В сущности, вот вам описание внутреннего мира, например, нынешнего сталиниста, ласкающего затуманенным нежной страстью взором сталинские усы на портрете, лобзающего оный портрет трепетными устами в приступе верноподданного оргазма, который заставляет его всенародно стонать о своей "тоске по Сталину", как это делал помешавшийся на неистовой любви к упырю сумасшедший врун Юрий Мухин в
одноименном псевдодокументальном фильме.
Бердяев говорит:
Это замечательное описание дает ощущение прикосновения, если не к "тайне мира и истории", как претендует Розанов, то к какой-то тайне русской истории и русской души. Женственность Розанова, так художественно переданная, есть также женственность души русского народа. История образования русской государственности, величайшей в мире государственности, столь непостижимая в жизни безгосударственного русского народа, может быть понята из этой тайны. У русского народа есть государственный дар покорности, смирения личности перед коллективом. Русский народ не чувствует себя мужем, он все невестится, чувствует себя женщиной перед колоссом государственности, его покоряет "сила", он ощущает себя розановским "я на тротуаре" в момент прохождения конницы.
И дальше:
В розановской стихии есть вечная опасность, вечный соблазн русского народа, источник его бессилия стать народом мужественным, свободным, созревшим для самостоятельной жизни в мире. И ужасно, что не только Розанов, но и другие, призванные быть выразителями нашего национального сознания, тянут нас назад и вниз, отдаются соблазну пассивности, покорности, рабству у национальной стихии, женственной религиозности. Не только вечное, но и слишком временное, старое и устаревшее в славянофильстве хотели бы восстановить С. Булгаков, В. Иванов, В. Эрн. Огромной силе, силе национальной стихии, земли не противостоит мужественный, светоносный и твердый дух, который призван овладеть стихиями. Отсюда рождается опасность шовинизма, бахвальство снаружи и рабье смиренье внутри. И мир внутри России, преодоление вражды и злобы делают невозможным именно Розанов и ему подобные
В наше время всё гораздо хуже, и эти, которые "тянут нас назад и вниз", это уже не Розанов или Эрн с Булгаковым, в наше время это такие платные властители недоправославных дум, как М.В.Назаров, О.А.Платонов, А.Г.Дугин, А.Проханов со своим отпрыском Фуфеловым, и т.п.
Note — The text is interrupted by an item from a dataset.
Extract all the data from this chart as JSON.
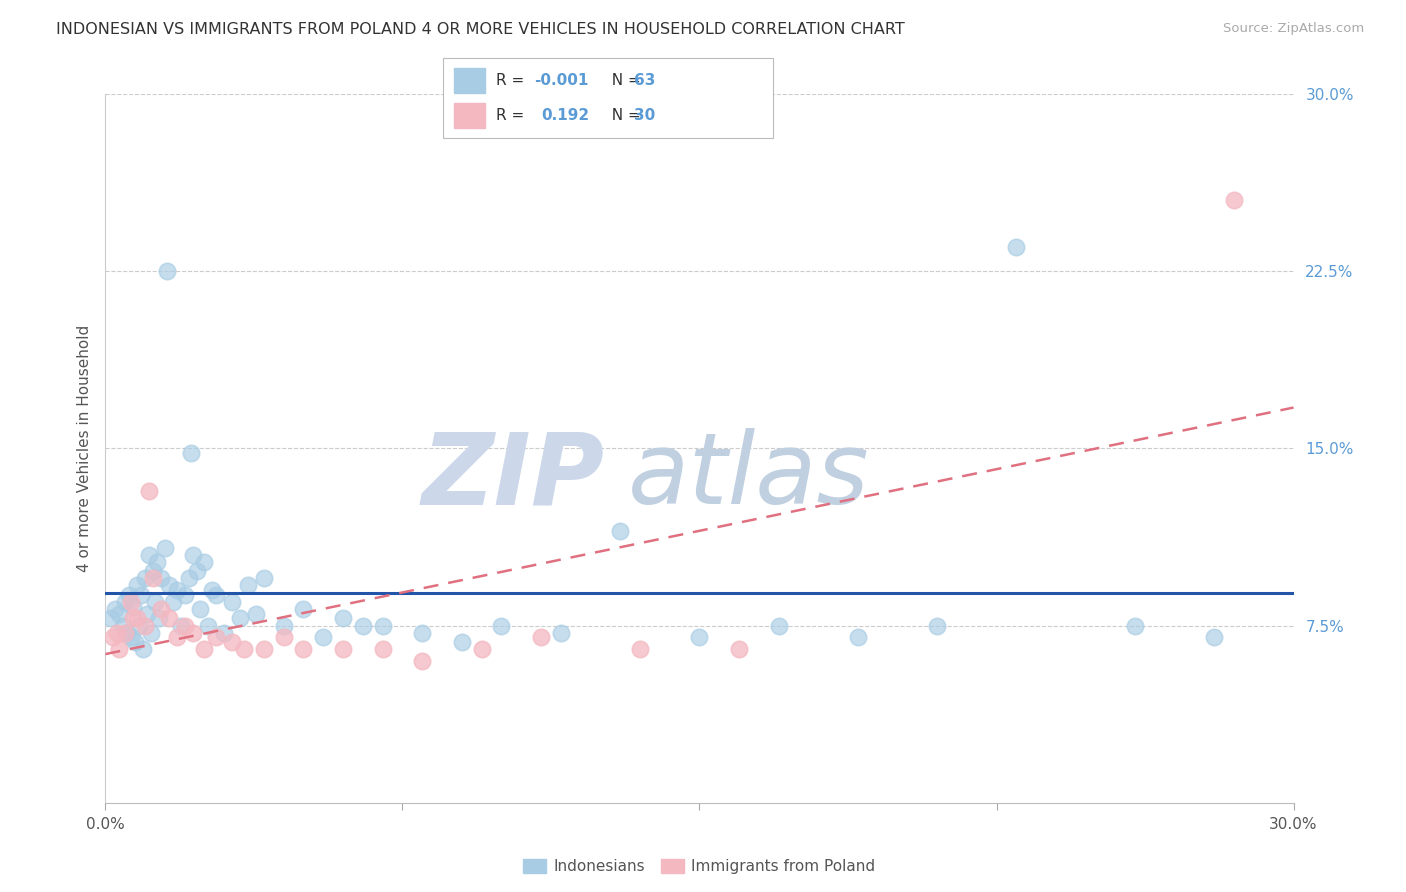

Особенное отвращение вызывает это вкрадчивое православие без Христа, на которое Бердяев указал у Розанова, и которое можно обнаружить у всех перечисленных шарлатанов, сочиняющих нынче русскую идею на потребу Лубянке. Хотя чего и ждать от подобных, в сущности совершенно не церковных, а просто примазавшихся к православию, людей, если сама РПЦ сегодня проповедует не Христа, а переряженный в имперские эполеты советский патриотизм, на потребу той же Лубянке? И тут к сожалению приходится констатировать, что современный чекистский агитпроп очень ловко пристроился эксплуатировать эту презренную черту русского национального характера, которую Бердяев так метко обозвал "вечно бабьим в русской душе", и которую полоумный Мухин по-своему не менее метко назвал "тоской по Сталину".